Now we have an identity element in $M(\mathbb{T})$, namely the Dirac measure $\delta_0$:
$$ f* \delta_0 (x) = \int_0^1 f(x-t) d \delta_0(t) = f(x) .$$
Its Fourier transform is $\hat{\delta}_0 (n) = \int_0^1 e^{-2 \pi i n t} d\delta_0 (t) = 1$ for all $n$.

Finally, we can show our claim, by considering the contrapositive of the statement.
Suppose $f - \lambda \delta_0$ is invertible, then $$ (f - \lambda \delta_0) * h = \delta_0 $$ for some $h \in M(\mathbb{T}) $. Taking Fourier transform we have $$ (\hat{f} (n) - \lambda ) \hat{h} (n) = 1 $$ for all $n$. This implies that $ \lambda \neq \hat{f} (n) $ for all $n$.


Remark:
1. Originally I want to prove the converse as well, but it involves some theory of Gelfand transform.

2. To be frank, this may not be the best way of presenting $\hat{f} (n)$ as eigenvalues. A more proper explanation would be along the line of eigenspace decomposition of the regular representation
$$ \begin{align*} \pi : L^1 (\mathbb{T}) &\to B(L^2(\mathbb{T})) \\ \pi(f) g &:= f *g . \end{align*} $$ In this case we can really claim that $\lambda = \hat{f} (n)$ if and only if $\lambda$ is an eigenvalue of $\pi(f)$.

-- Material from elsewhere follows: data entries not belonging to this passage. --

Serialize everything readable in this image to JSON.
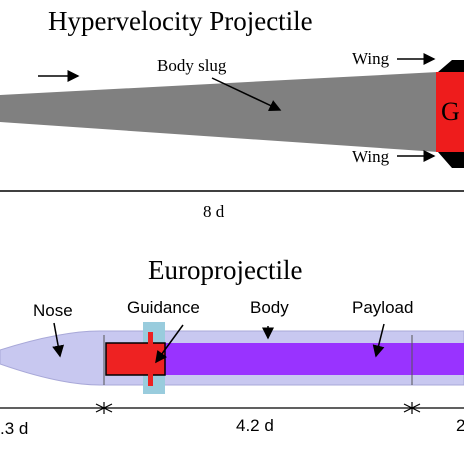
{
  "top": {
    "title": "Hypervelocity Projectile",
    "labels": {
      "body_slug": "Body slug",
      "wing_top": "Wing",
      "wing_bottom": "Wing",
      "guidance_short": "G"
    },
    "dimension": "8 d",
    "colors": {
      "body": "#808080",
      "guidance": "#ee1c1c",
      "wing": "#000000"
    }
  },
  "bottom": {
    "title": "Europrojectile",
    "labels": {
      "nose": "Nose",
      "guidance": "Guidance",
      "body": "Body",
      "payload": "Payload"
    },
    "dimensions": {
      "left": ".3 d",
      "middle": "4.2 d",
      "right": "2"
    },
    "colors": {
      "outer": "#c8c8f0",
      "body": "#9933ff",
      "guidance": "#ee2222",
      "guidance_ring": "#99ccdd"
    }
  }
}
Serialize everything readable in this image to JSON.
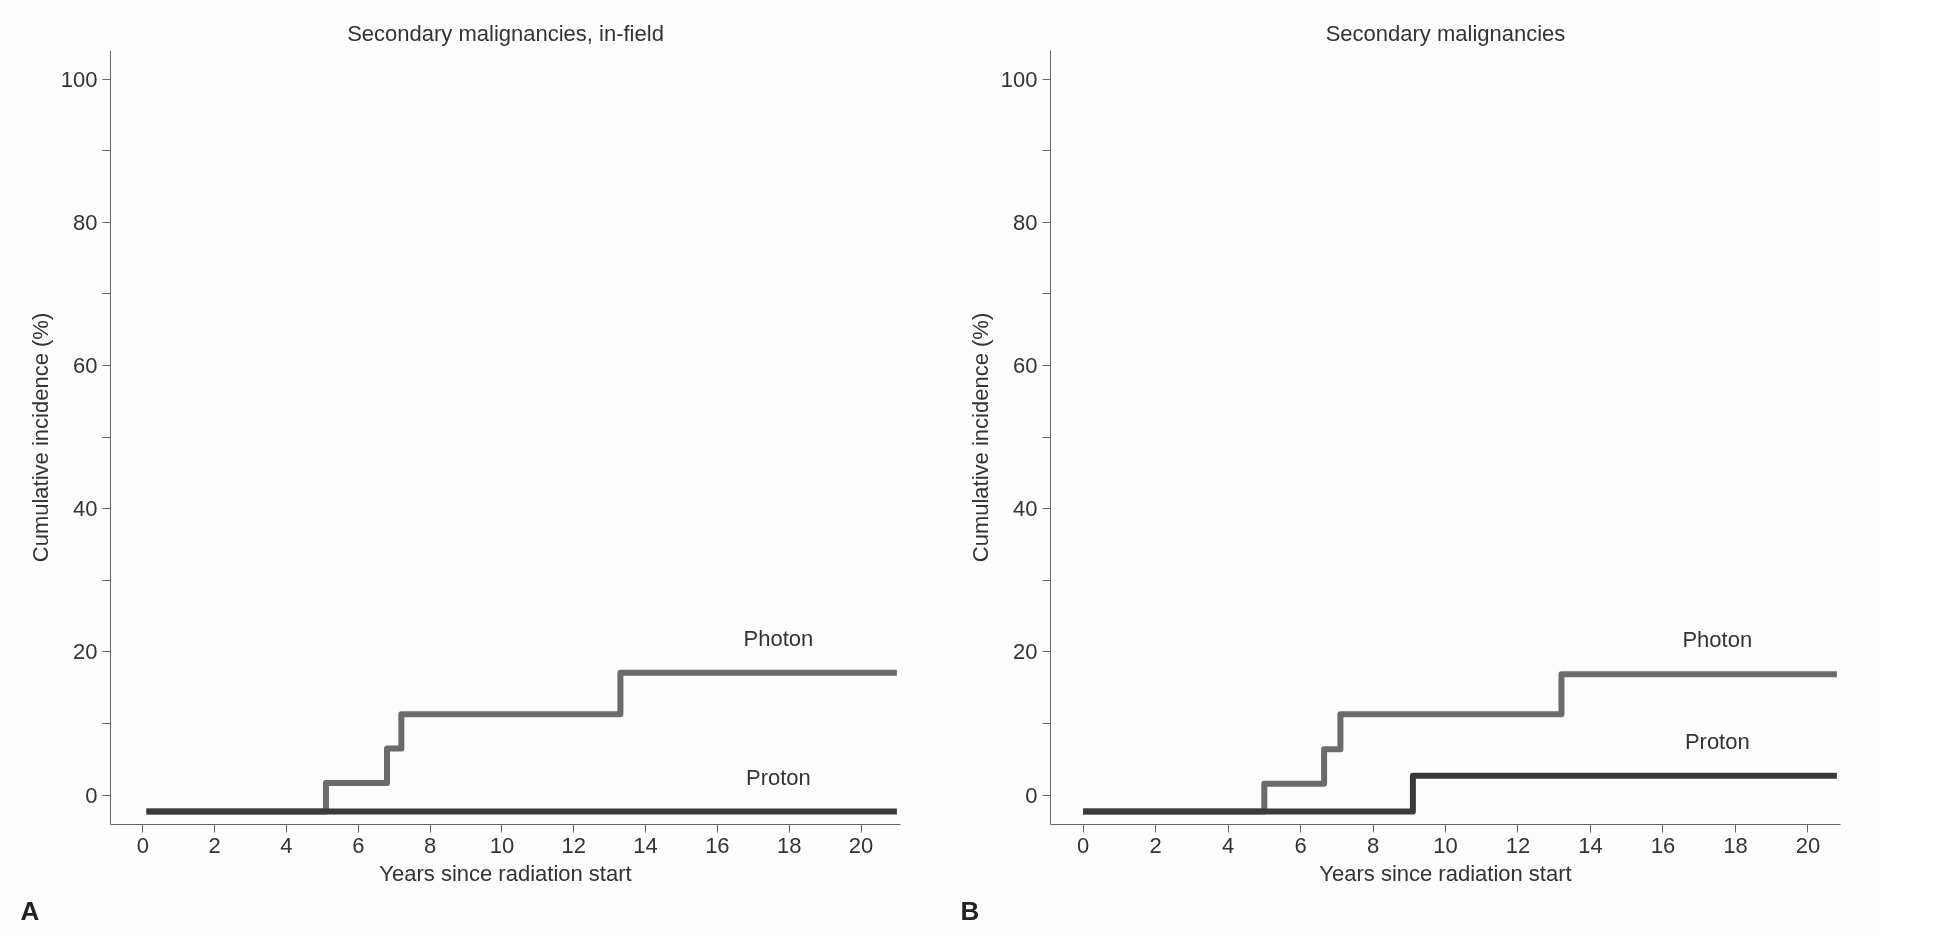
{
  "chart_data": [
    {
      "type": "step",
      "title": "Secondary malignancies, in-field",
      "xlabel": "Years since radiation start",
      "ylabel": "Cumulative incidence (%)",
      "annotations": [
        "A"
      ],
      "xlim": [
        -0.9,
        21.1
      ],
      "xticks": [
        0,
        2,
        4,
        6,
        8,
        10,
        12,
        14,
        16,
        18,
        20
      ],
      "ylim": [
        -4.1,
        104
      ],
      "yticks": [
        0,
        {
          "value": 10,
          "label": null
        },
        20,
        {
          "value": 30,
          "label": null
        },
        40,
        {
          "value": 50,
          "label": null
        },
        60,
        {
          "value": 70,
          "label": null
        },
        80,
        {
          "value": 90,
          "label": null
        },
        100
      ],
      "grid": false,
      "legend": false,
      "line_style": "solid",
      "marker": "none",
      "series": [
        {
          "name": "Photon",
          "color": "#6b6b6b",
          "x": [
            0.1,
            5.1,
            6.8,
            7.2,
            13.3,
            21.0
          ],
          "values": [
            -2.3,
            1.7,
            6.5,
            11.3,
            17.1,
            17.1
          ]
        },
        {
          "name": "Proton",
          "color": "#3a3a3a",
          "x": [
            0.1,
            21.0
          ],
          "values": [
            -2.3,
            -2.3
          ]
        }
      ]
    },
    {
      "type": "step",
      "title": "Secondary malignancies",
      "xlabel": "Years since radiation start",
      "ylabel": "Cumulative incidence (%)",
      "annotations": [
        "B"
      ],
      "xlim": [
        -0.9,
        20.9
      ],
      "xticks": [
        0,
        2,
        4,
        6,
        8,
        10,
        12,
        14,
        16,
        18,
        20
      ],
      "ylim": [
        -4.1,
        104
      ],
      "yticks": [
        0,
        {
          "value": 10,
          "label": null
        },
        20,
        {
          "value": 30,
          "label": null
        },
        40,
        {
          "value": 50,
          "label": null
        },
        60,
        {
          "value": 70,
          "label": null
        },
        80,
        {
          "value": 90,
          "label": null
        },
        100
      ],
      "grid": false,
      "legend": false,
      "line_style": "solid",
      "marker": "none",
      "series": [
        {
          "name": "Photon",
          "color": "#6b6b6b",
          "x": [
            0.0,
            5.0,
            6.65,
            7.1,
            13.2,
            20.8
          ],
          "values": [
            -2.3,
            1.6,
            6.4,
            11.3,
            16.9,
            16.9
          ]
        },
        {
          "name": "Proton",
          "color": "#3a3a3a",
          "x": [
            0.0,
            9.1,
            20.8
          ],
          "values": [
            -2.3,
            2.7,
            2.7
          ]
        }
      ]
    }
  ]
}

3. I hope this post is still an interesting observation though, and will arouse your interest in the linkage between Fourier analysis, spectral theorem and representation theory. The interplay of the group action with the differential operator is behind the scene. One may also ponder on this question: why is $e^{2 \pi i n t}$ so special?

Personally the motivation along this investigation is the line of different generalizations of spectrum, from eigenvalues to spectrum of a ring and a $C^*$-algebra!